Interior of a club (the Shore Club) with concert goers—arms in the air—enjoying the music
Where guests were once instructed to arrive in couples, wearing suitable semi-formal attire, modern entertainment at the Shore Club regularly features classic and contemporary rock. (Submitted photo)

Since Luke stepped into ownership, the Shore Club has added more live shows, launched an updated outdoor concert format and opened the Lobster Pot, a new deck restaurant with expanded food offerings.

But growth has been approached as expansion around the core business, not a departure from it. “It’s really honouring the tradition,” Luke says, “to stay within the boundaries of what our niche market is.”

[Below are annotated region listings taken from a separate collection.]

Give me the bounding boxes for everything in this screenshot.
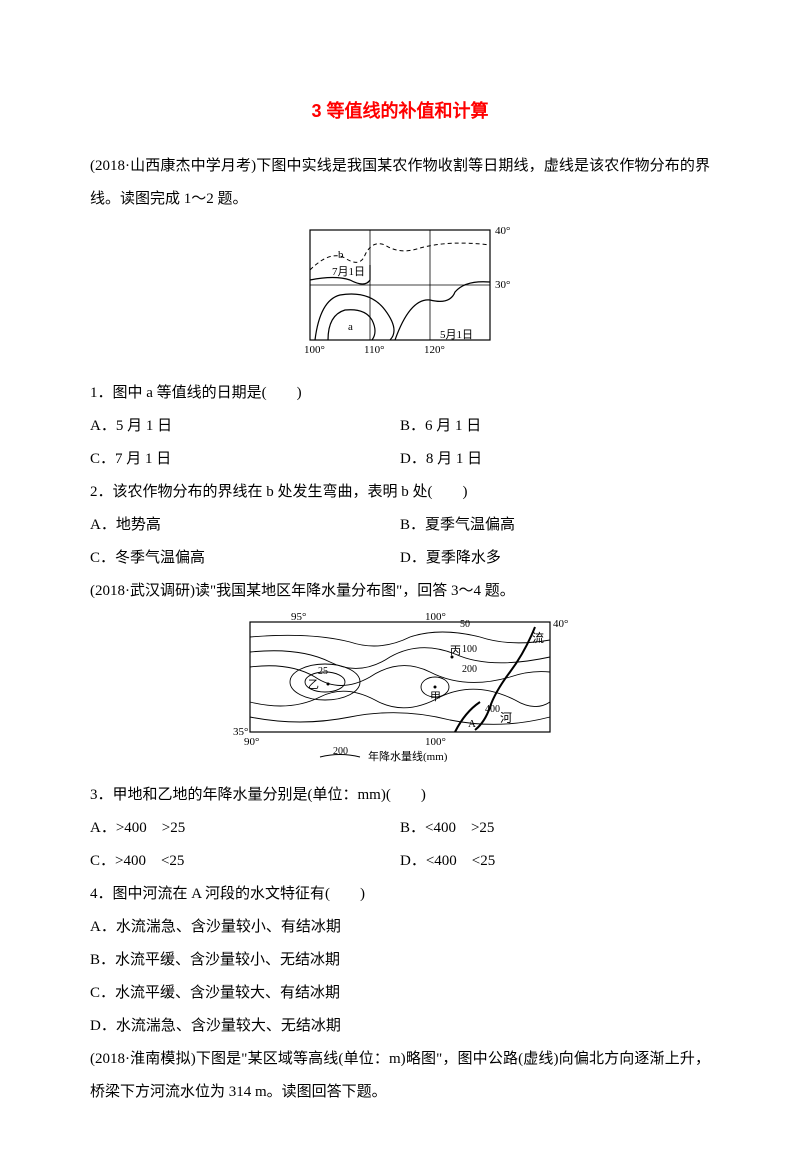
q3-row1: A．>400 >25 B．<400 >25 [90,812,710,845]
q1-row1: A．5 月 1 日 B．6 月 1 日 [90,410,710,443]
iso-50: 50 [460,619,470,630]
figure-2: 50 100 200 400 25 甲 乙 丙 A 河 流 90° 100° 9… [90,612,710,775]
label-may: 5月1日 [440,329,473,341]
q2-row1: A．地势高 B．夏季气温偏高 [90,509,710,542]
q3-opt-d: D．<400 <25 [400,845,710,878]
legend-200: 200 [333,746,348,757]
xl-95-top: 95° [291,612,306,623]
page-title: 3 等值线的补值和计算 [90,92,710,132]
mark-a: a [348,321,353,333]
intro-2: (2018·武汉调研)读"我国某地区年降水量分布图"，回答 3～4 题。 [90,575,710,608]
q3-stem: 3．甲地和乙地的年降水量分别是(单位：mm)( ) [90,779,710,812]
xlabel-100: 100° [304,344,325,356]
q2-opt-b: B．夏季气温偏高 [400,509,710,542]
q2-opt-c: C．冬季气温偏高 [90,542,400,575]
q1-opt-a: A．5 月 1 日 [90,410,400,443]
q4-stem: 4．图中河流在 A 河段的水文特征有( ) [90,878,710,911]
q4-opt-a: A．水流湍急、含沙量较小、有结冰期 [90,911,710,944]
q3-row2: C．>400 <25 D．<400 <25 [90,845,710,878]
q3-opt-b: B．<400 >25 [400,812,710,845]
xl-100: 100° [425,736,446,748]
q2-row2: C．冬季气温偏高 D．夏季降水多 [90,542,710,575]
mark-yi: 乙 [308,678,319,691]
q2-opt-a: A．地势高 [90,509,400,542]
q1-stem: 1．图中 a 等值线的日期是( ) [90,377,710,410]
q4-opt-b: B．水流平缓、含沙量较小、无结冰期 [90,944,710,977]
q3-opt-a: A．>400 >25 [90,812,400,845]
q2-stem: 2．该农作物分布的界线在 b 处发生弯曲，表明 b 处( ) [90,476,710,509]
ylabel-40: 40° [495,225,510,237]
ylabel-30: 30° [495,279,510,291]
mark-b: b [338,249,344,261]
iso-25: 25 [318,666,328,677]
label-jul: 7月1日 [332,266,365,278]
q1-row2: C．7 月 1 日 D．8 月 1 日 [90,443,710,476]
river-label: 河 [500,711,512,725]
mark-bing: 丙 [450,645,461,657]
xlabel-120: 120° [424,344,445,356]
q3-opt-c: C．>400 <25 [90,845,400,878]
mark-jia: 甲 [430,691,441,703]
q4-opt-d: D．水流湍急、含沙量较大、无结冰期 [90,1010,710,1043]
q2-opt-d: D．夏季降水多 [400,542,710,575]
intro-1: (2018·山西康杰中学月考)下图中实线是我国某农作物收割等日期线，虚线是该农作… [90,150,710,216]
mark-a-river: A [468,718,476,730]
legend-text: 年降水量线(mm) [368,749,448,762]
iso-400: 400 [485,704,500,715]
intro-3: (2018·淮南模拟)下图是"某区域等高线(单位：m)略图"，图中公路(虚线)向… [90,1043,710,1109]
q1-opt-c: C．7 月 1 日 [90,443,400,476]
q4-opt-c: C．水流平缓、含沙量较大、有结冰期 [90,977,710,1010]
yl-40: 40° [553,618,568,630]
xl-100-top: 100° [425,612,446,623]
q1-opt-b: B．6 月 1 日 [400,410,710,443]
iso-200: 200 [462,664,477,675]
iso-100: 100 [462,644,477,655]
yl-35: 35° [233,726,248,738]
q1-opt-d: D．8 月 1 日 [400,443,710,476]
xlabel-110: 110° [364,344,385,356]
figure-1: 40° 30° 100° 110° 120° 7月1日 5月1日 a b [90,220,710,373]
liu-label: 流 [532,631,544,645]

For Luke, succession is about positioning the legacy business to endure. “I certainly want to see year 100,” he says.

That ambition extends beyond the family enterprise, he adds, to drawing people to Hubbards and contributing to the community and broader local economy. That sense of stewardship is part of what has kept performers returning.

Matt Mays calls the venue unlike anywhere else he has encountered. “In all my travels I’ve never felt a bigger feeling in a smaller place,” he says. “It’s the undeniable spirit of the Shore Club that keeps us all coming back.”

For nearly 90 years, the Harnishes have found ways to stay relevant without losing what made people come in the first place. The result is a remarkably resilient local business that’s still finding room to grow.